12. Dileyen ondan öğüt alır.(Abese 80 ,1-12. ayetler)
Peygamberimiz ‘İslam garip başladı , garip devam edecek. Ne mutlu o gariplere.’
Sözüyle ve İslam mescidini oluştururken ashabı suffe’ye mekan tahsis ederek
bu konuya dinimizin ne kadar ehemmiyet verdiğini göstermiştir.
Hatta o kadar ki ‘Kendisine yardımcı isteyen biricik kızı Hz. Fatıma’ya
‘kızım ben daha ashabı suffa’nın ihtiyaçlarını gideremedim’ sözüyle ,
ashabı suffa’nın ( yetim , düşkün , kimsesiz , gariban , engelli , ihtiyar)
ihtiyaçlarını ailesinin ihtiyaçlarının önünde tuttuğunu görüyoruz.

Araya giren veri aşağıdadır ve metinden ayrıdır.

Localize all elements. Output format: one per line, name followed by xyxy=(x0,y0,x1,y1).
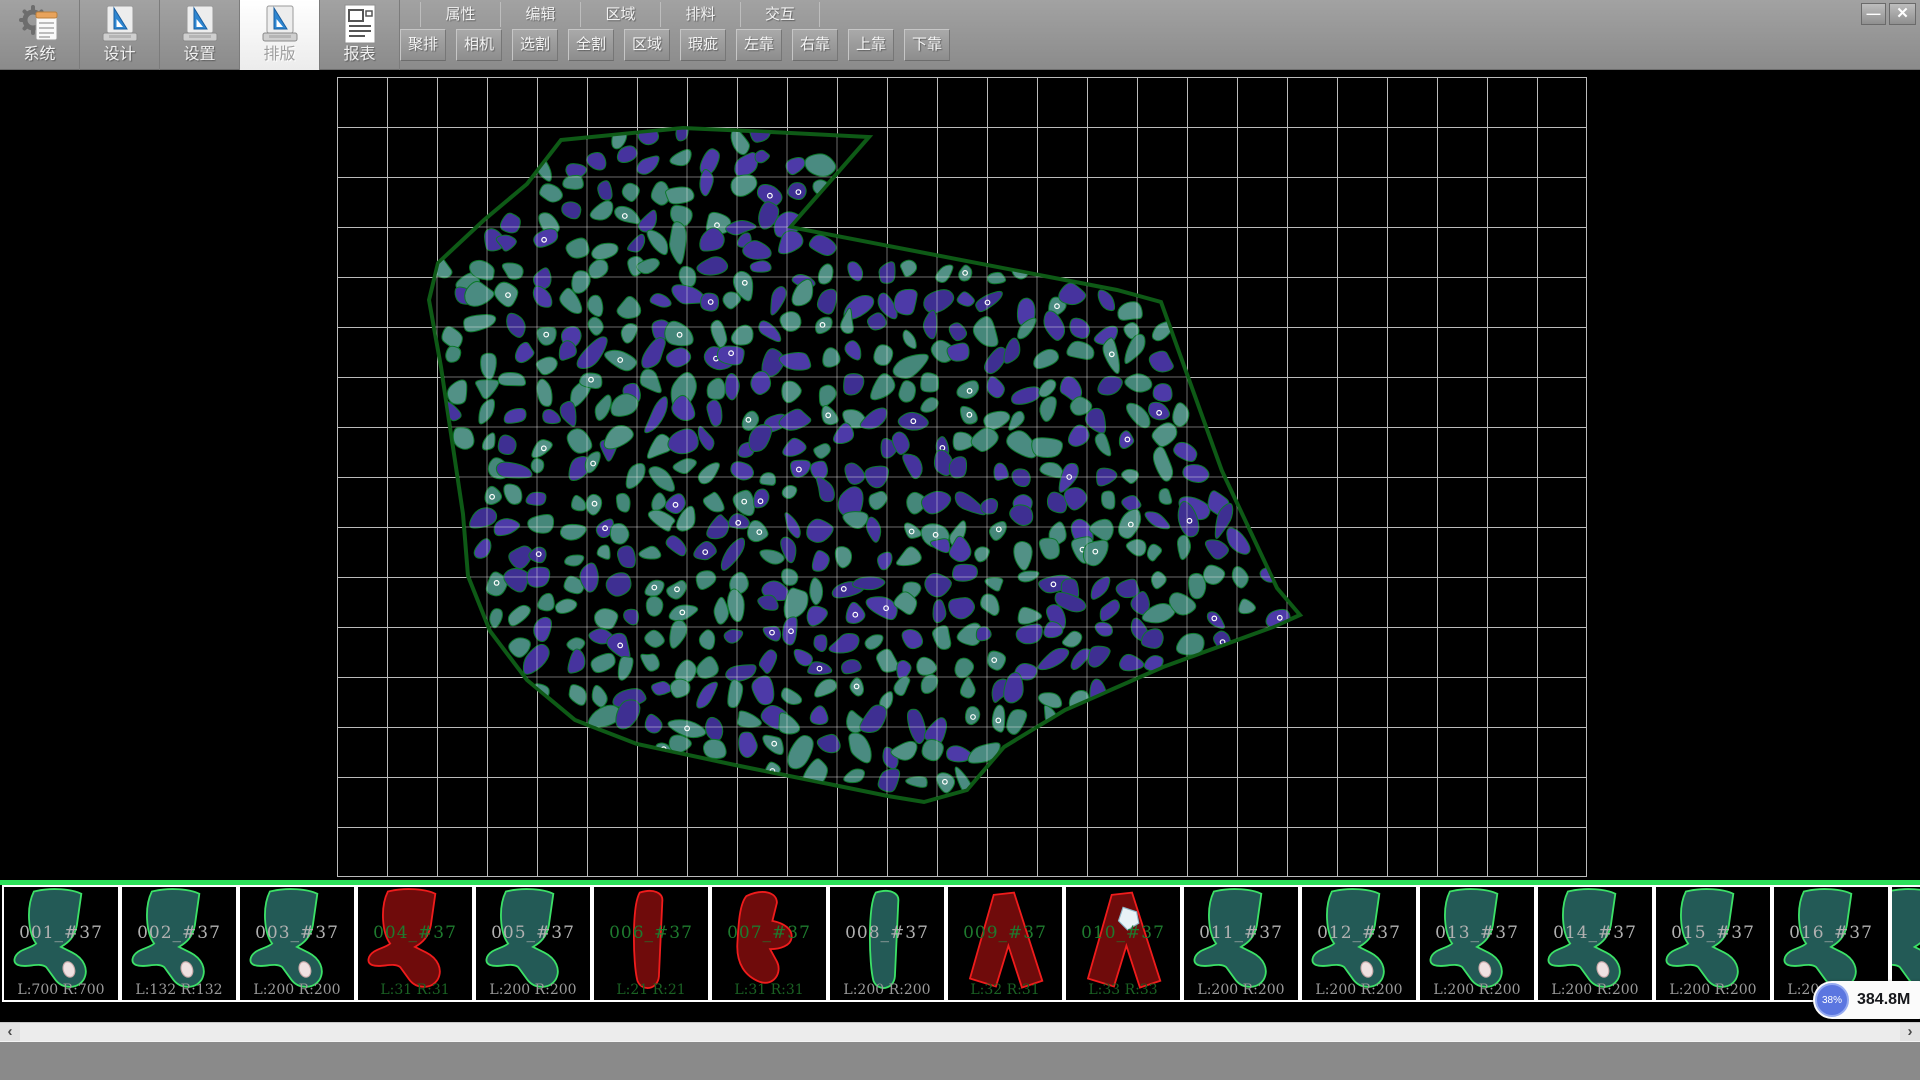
menu-排料[interactable]: 排料 xyxy=(660,2,740,27)
scroll-right-arrow[interactable]: › xyxy=(1900,1023,1920,1041)
thumbnail-id-label: 011_#37 xyxy=(1184,923,1298,943)
thumbnail-cell-010_#37[interactable]: 010_#37 L:33 R:33 xyxy=(1064,885,1182,1002)
menu-编辑[interactable]: 编辑 xyxy=(500,2,580,27)
nesting-svg xyxy=(0,70,1920,880)
app-tab-报表[interactable]: 报表 xyxy=(320,0,400,70)
thumbnail-cell-003_#37[interactable]: 003_#37 L:200 R:200 xyxy=(238,885,356,1002)
thumbnail-lr-label: L:200 R:200 xyxy=(240,982,354,998)
thumbnail-cell-008_#37[interactable]: 008_#37 L:200 R:200 xyxy=(828,885,946,1002)
menu-属性[interactable]: 属性 xyxy=(420,2,500,27)
report-doc-icon xyxy=(340,3,380,45)
app-tab-label: 设计 xyxy=(103,45,135,65)
thumbnail-id-label: 014_#37 xyxy=(1538,923,1652,943)
thumbnail-lr-label: L:200 R:200 xyxy=(1420,982,1534,998)
tool-button-区域[interactable]: 区域 xyxy=(624,29,670,61)
app-tab-strip: 系统 设计 设置 排版 报表 xyxy=(0,0,400,70)
thumbnail-cell-012_#37[interactable]: 012_#37 L:200 R:200 xyxy=(1300,885,1418,1002)
thumbnail-cell-009_#37[interactable]: 009_#37 L:32 R:31 xyxy=(946,885,1064,1002)
memory-value: 384.8M xyxy=(1857,981,1910,1019)
thumbnail-cell-015_#37[interactable]: 015_#37 L:200 R:200 xyxy=(1654,885,1772,1002)
thumbnail-cell-001_#37[interactable]: 001_#37 L:700 R:700 xyxy=(2,885,120,1002)
ruler-laptop-icon xyxy=(259,3,301,45)
close-button[interactable]: ✕ xyxy=(1889,3,1916,25)
thumbnail-lr-label: L:31 R:31 xyxy=(358,982,472,998)
thumbnail-id-label: 010_#37 xyxy=(1066,923,1180,943)
app-tab-系统[interactable]: 系统 xyxy=(0,0,80,70)
scroll-left-arrow[interactable]: ‹ xyxy=(0,1023,20,1041)
tool-button-左靠[interactable]: 左靠 xyxy=(736,29,782,61)
thumbnail-strip: 001_#37L:700 R:700002_#37L:132 R:132003_… xyxy=(0,885,1920,1002)
ruler-laptop-icon xyxy=(99,3,141,45)
thumbnail-id-label: 015_#37 xyxy=(1656,923,1770,943)
nesting-canvas[interactable] xyxy=(0,70,1920,880)
thumbnail-id-label: 004_#37 xyxy=(358,923,472,943)
thumbnail-cell-014_#37[interactable]: 014_#37 L:200 R:200 xyxy=(1536,885,1654,1002)
tool-button-选割[interactable]: 选割 xyxy=(512,29,558,61)
thumbnail-lr-label: L:21 R:21 xyxy=(594,982,708,998)
thumbnail-cell-007_#37[interactable]: 007_#37 L:31 R:31 xyxy=(710,885,828,1002)
top-toolbar: 系统设计设置排版报表 属性编辑区域排料交互 聚排相机选割全割区域瑕疵左靠右靠上靠… xyxy=(0,0,1920,70)
thumbnail-id-label: 013_#37 xyxy=(1420,923,1534,943)
thumbnail-lr-label: L:200 R:200 xyxy=(476,982,590,998)
app-tab-排版[interactable]: 排版 xyxy=(240,0,320,70)
thumbnail-id-label: 007_#37 xyxy=(712,923,826,943)
tool-button-聚排[interactable]: 聚排 xyxy=(400,29,446,61)
thumbnail-cell-006_#37[interactable]: 006_#37 L:21 R:21 xyxy=(592,885,710,1002)
thumbnail-id-label: 012_#37 xyxy=(1302,923,1416,943)
memory-badge: 38% 384.8M xyxy=(1813,981,1920,1019)
thumbnail-lr-label: L:200 R:200 xyxy=(830,982,944,998)
thumbnail-lr-label: L:32 R:31 xyxy=(948,982,1062,998)
app-tab-label: 报表 xyxy=(343,45,375,65)
tool-button-上靠[interactable]: 上靠 xyxy=(848,29,894,61)
thumbnail-id-label: 006_#37 xyxy=(594,923,708,943)
progress-circle: 38% xyxy=(1815,983,1849,1017)
menu-bar: 属性编辑区域排料交互 xyxy=(420,2,820,27)
app-tab-label: 设置 xyxy=(183,45,215,65)
thumbnail-id-label: 001_#37 xyxy=(4,923,118,943)
thumbnail-id-label: 002_#37 xyxy=(122,923,236,943)
thumbnail-lr-label: L:31 R:31 xyxy=(712,982,826,998)
app-tab-设计[interactable]: 设计 xyxy=(80,0,160,70)
menu-交互[interactable]: 交互 xyxy=(740,2,820,27)
menu-区域[interactable]: 区域 xyxy=(580,2,660,27)
thumbnail-id-label: 005_#37 xyxy=(476,923,590,943)
thumbnail-lr-label: L:200 R:200 xyxy=(1302,982,1416,998)
thumbnail-id-label: 003_#37 xyxy=(240,923,354,943)
tool-button-瑕疵[interactable]: 瑕疵 xyxy=(680,29,726,61)
thumbnail-cell-002_#37[interactable]: 002_#37 L:132 R:132 xyxy=(120,885,238,1002)
ruler-laptop-icon xyxy=(179,3,221,45)
thumbnail-lr-label: L:200 R:200 xyxy=(1656,982,1770,998)
tool-button-相机[interactable]: 相机 xyxy=(456,29,502,61)
minimize-button[interactable]: — xyxy=(1861,3,1886,25)
thumbnail-id-label: 008_#37 xyxy=(830,923,944,943)
thumbnail-cell-011_#37[interactable]: 011_#37 L:200 R:200 xyxy=(1182,885,1300,1002)
thumbnail-lr-label: L:132 R:132 xyxy=(122,982,236,998)
thumbnail-cell-005_#37[interactable]: 005_#37 L:200 R:200 xyxy=(474,885,592,1002)
tool-button-全割[interactable]: 全割 xyxy=(568,29,614,61)
horizontal-scrollbar[interactable]: ‹ › xyxy=(0,1022,1920,1041)
thumbnail-lr-label: L:33 R:33 xyxy=(1066,982,1180,998)
tool-bar: 聚排相机选割全割区域瑕疵左靠右靠上靠下靠 xyxy=(400,29,950,61)
thumbnail-lr-label: L:200 R:200 xyxy=(1184,982,1298,998)
tool-button-下靠[interactable]: 下靠 xyxy=(904,29,950,61)
tool-button-右靠[interactable]: 右靠 xyxy=(792,29,838,61)
thumbnail-id-label: 009_#37 xyxy=(948,923,1062,943)
app-tab-设置[interactable]: 设置 xyxy=(160,0,240,70)
thumbnail-id-label: 016_#37 xyxy=(1774,923,1888,943)
app-tab-label: 系统 xyxy=(23,45,55,65)
status-bar xyxy=(0,1041,1920,1080)
thumbnail-lr-label: L:200 R:200 xyxy=(1538,982,1652,998)
app-tab-label: 排版 xyxy=(263,45,295,65)
thumbnail-cell-004_#37[interactable]: 004_#37 L:31 R:31 xyxy=(356,885,474,1002)
thumbnail-cell-013_#37[interactable]: 013_#37 L:200 R:200 xyxy=(1418,885,1536,1002)
gear-notebook-icon xyxy=(17,3,63,45)
thumbnail-lr-label: L:700 R:700 xyxy=(4,982,118,998)
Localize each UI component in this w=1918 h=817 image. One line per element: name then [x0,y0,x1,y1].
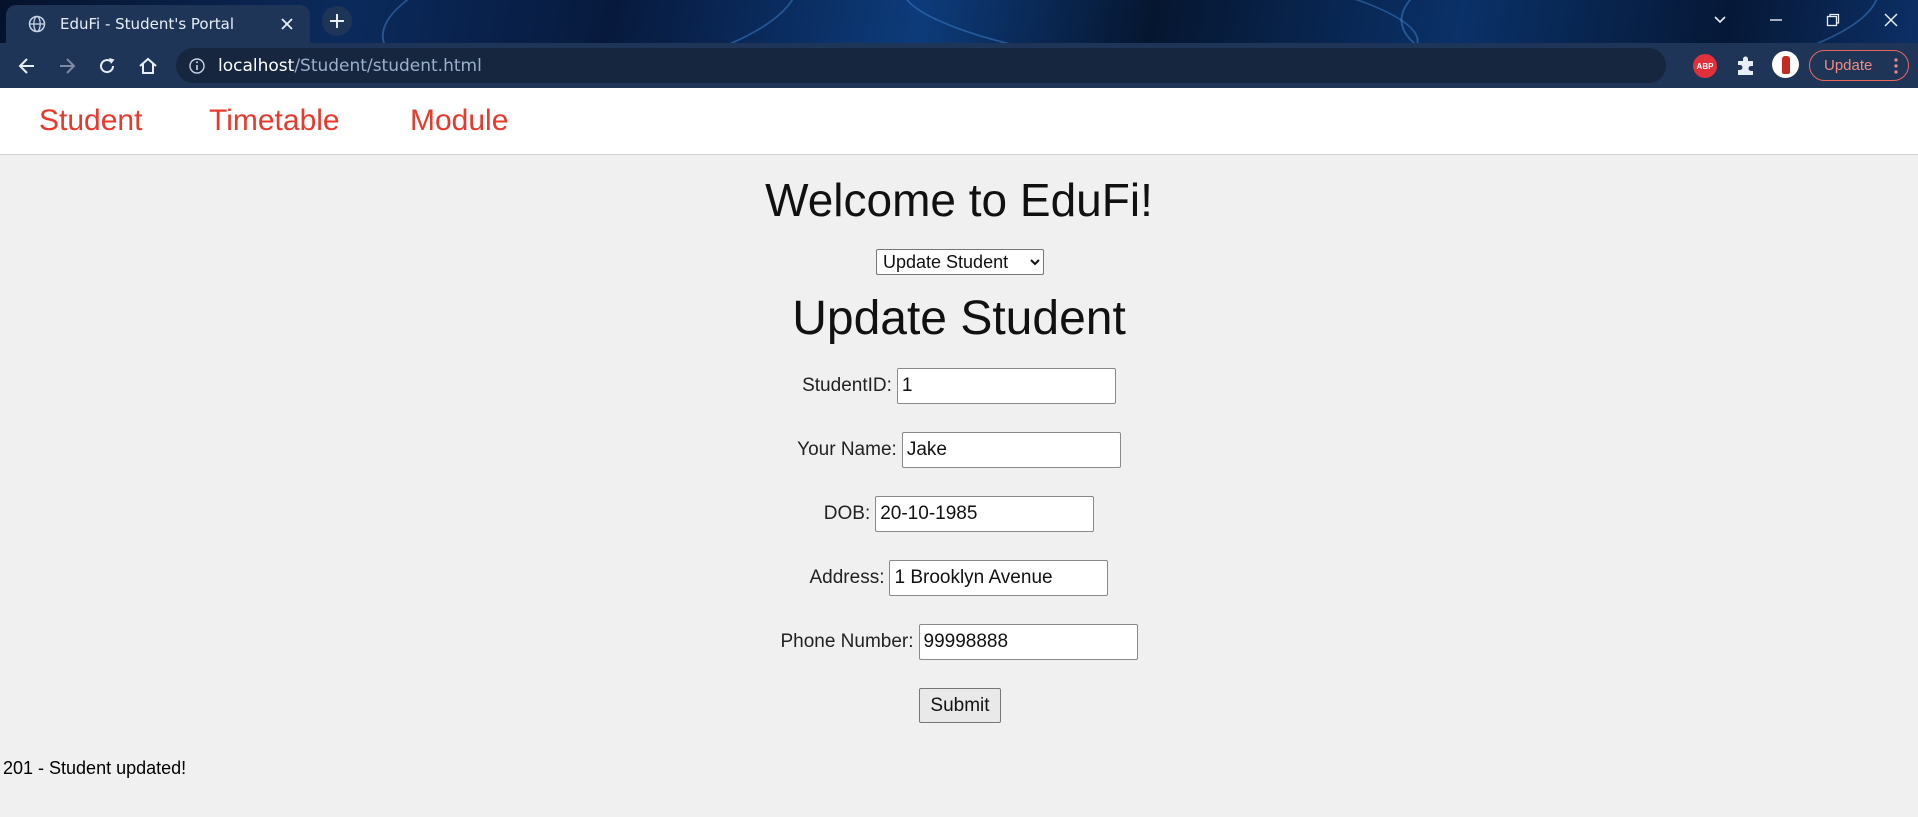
site-navigation: Student Timetable Module [0,88,1918,155]
back-arrow-icon [18,58,34,74]
nav-link-module[interactable]: Module [410,104,508,138]
nav-link-timetable[interactable]: Timetable [209,104,340,138]
student-id-input[interactable] [896,368,1116,404]
action-select[interactable]: Update Student [876,249,1044,275]
home-icon [139,57,157,74]
reload-icon [100,58,115,74]
avatar-image [1781,55,1790,74]
adblock-extension-icon[interactable]: ABP [1693,54,1717,78]
form-title: Update Student [792,292,1126,345]
reload-button[interactable] [92,51,122,81]
address-bar[interactable]: localhost/Student/student.html [176,48,1666,83]
address-label: Address: [809,567,885,588]
minimize-icon [1770,19,1782,21]
background-swirl [895,0,1425,43]
close-window-button[interactable] [1879,8,1903,32]
phone-input[interactable] [918,624,1138,660]
dob-input[interactable] [875,496,1095,532]
close-icon[interactable] [278,15,296,33]
address-row: Address: [0,560,1918,596]
tab-title: EduFi - Student's Portal [60,15,235,33]
name-row: Your Name: [0,432,1918,468]
url-host: localhost [218,55,295,76]
plus-icon [330,14,344,28]
puzzle-icon[interactable] [1733,52,1759,78]
browser-titlebar: EduFi - Student's Portal [0,0,1918,43]
address-input[interactable] [889,560,1109,596]
dob-label: DOB: [823,503,871,524]
name-input[interactable] [901,432,1121,468]
student-id-label: StudentID: [802,375,892,396]
phone-row: Phone Number: [0,624,1918,660]
back-button[interactable] [12,51,42,81]
minimize-button[interactable] [1764,8,1788,32]
browser-update-button[interactable]: Update [1809,50,1909,81]
url-path: /Student/student.html [294,55,482,76]
status-message: 201 - Student updated! [3,758,187,778]
background-swirl [372,0,808,43]
forward-arrow-icon [60,58,76,74]
profile-avatar[interactable] [1772,51,1799,78]
home-button[interactable] [133,51,163,81]
student-id-row: StudentID: [0,368,1918,404]
phone-label: Phone Number: [780,631,914,652]
name-label: Your Name: [797,439,897,460]
restore-icon [1826,13,1840,27]
tab-search-button[interactable] [1708,8,1732,32]
browser-toolbar: localhost/Student/student.html [0,43,1918,117]
nav-link-student[interactable]: Student [39,104,142,138]
close-icon [1884,13,1898,27]
kebab-menu-icon [1894,58,1898,74]
submit-button[interactable]: Submit [919,688,1001,723]
chevron-down-icon [1714,16,1726,24]
welcome-heading: Welcome to EduFi! [765,174,1153,226]
background-swirl [1395,0,1885,43]
browser-tab[interactable]: EduFi - Student's Portal [6,5,310,43]
forward-button[interactable] [52,51,82,81]
restore-button[interactable] [1821,8,1845,32]
globe-icon [28,15,46,33]
update-label: Update [1824,57,1873,74]
url-text: localhost/Student/student.html [218,56,482,76]
info-icon[interactable] [188,57,206,75]
dob-row: DOB: [0,496,1918,532]
new-tab-button[interactable] [322,6,352,36]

Asırlarca İslam devletlerinde Kuranın baş emri olan bu hizmetler ashabı suffa
mantığı ve çerçevesinde köklü bir gelenek halinde yaşatıldı.
Devlet ve sivil toplum (vakıflar) dayanışması ve uyumlu çalışmalarıyla
bu alanda boşluk bırakmadı. O kadar ki göçmen kuşlara yönelik hizmetler üretildi.
Bu gün bu sosyal farzlar iki dil ve iki dudağı olan ve ‘Allah’a iman ettim’ diyen herkesi
yakından ilgilendiriyor dostlar.
Komşusu açken ( bu açlık sadece fiziki açlık değil her tür yoksunluk kast edilmiştir) tok yatan bizden değildir.
Evet. Zordur , çok zordur akabeyi (engelleri) aşmak.
Amma ve lakin akabeleri aşmadan da kamil mümin/mümine olunmuyor ki.